The two hugged. “It was a very moving day for him and myself. We didn’t need to speak in a verbal way,” Lewis, now 72, recalled Thursday.
The moment seemed rich with possibility for Jackson. Obama’s triumph promised to open opportunities that were specific to Jackson. An Obama victory in November meant an open Senate seat in Illinois for which Jackson would be a front-runner and an African American president could also change the career trajectory of young, black politicians everywhere.
But those events that were supposed to propel him forward are the ones that seemed to lead to his undoing. What followed for Jackson, 47, has been in a political, professional and personal free fall that has left his career in tatters and his political future in question.
Once regarded as a leading candidate to succeed Obama in the Senate and often mentioned as a possible future mayor of Chicago, Jackson has not been seen in public since June 8.
The explanation for his absence has evolved over the past five weeks. At first, aides said Jackson was experiencing “exhaustion” that resulted in medical treatment. The most recent explanation is that he has a severe “mood disorder” that is likely to keep him away from Capitol Hill until at least September. According to a statement from his office Wednesday, Jackson “is receiving intensive medical treatment at a residential treatment facility for a mood disorder . . . and is expected to make a full recovery.” Aides declined to say where he is being treated.
Jackson’s leave of absence, which his staff says officially began on June 10, came just as federal prosecutors in Chicago charged Raghuveer Nayak, his former fund-raiser, with $1.8 million in medical fraud.

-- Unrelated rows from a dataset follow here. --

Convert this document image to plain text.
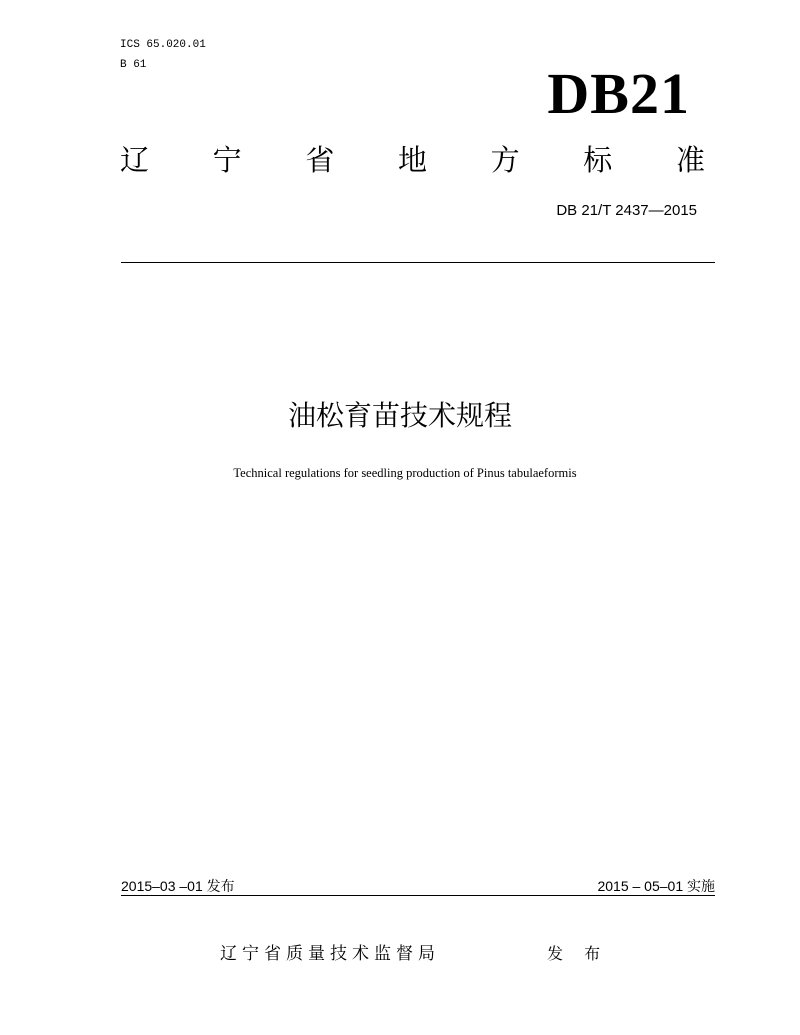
ICS 65.020.01
B 61	DB21
辽 宁 省 地 方 标 准
DB 21/T 2437—2015
油松育苗技术规程
Technical regulations for seedling production of Pinus tabulaeformis
2015–03 –01 发布	2015 – 05–01 实施
辽宁省质量技术监督局	发 布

Those charges are not formally linked to “Operation Board Games,” a sprawling state corruption probe run by the U.S. attorney’s office that has led to criminal charges against 17 officials, including now-imprisoned former governor Rod Blagojevich (D). Nayak, however, has been in the cross hairs of the federal prosecutors for several years, as he has reportedly testified that Jackson asked him to raise campaign money for the then-governor in 2008 in hopes that Blagojevich would appoint him to Obama’s Senate seat.
For Jackson’s supporters in Washington and Chicago, these developments have been painful. “This is one of the smartest, most capable members of Congress,” Rep. Chaka Fattah (D-Pa.), who serves on the Appropriations Committee with Jackson, said Thursday.
But after a week in which Jackson’s staff has been forced to try to dispel an array of rumors, including one that he is in an Arizona facility being treated for alcohol and drug problems, his friends in the Congressional Black Caucus are whispering that they expect him to resign.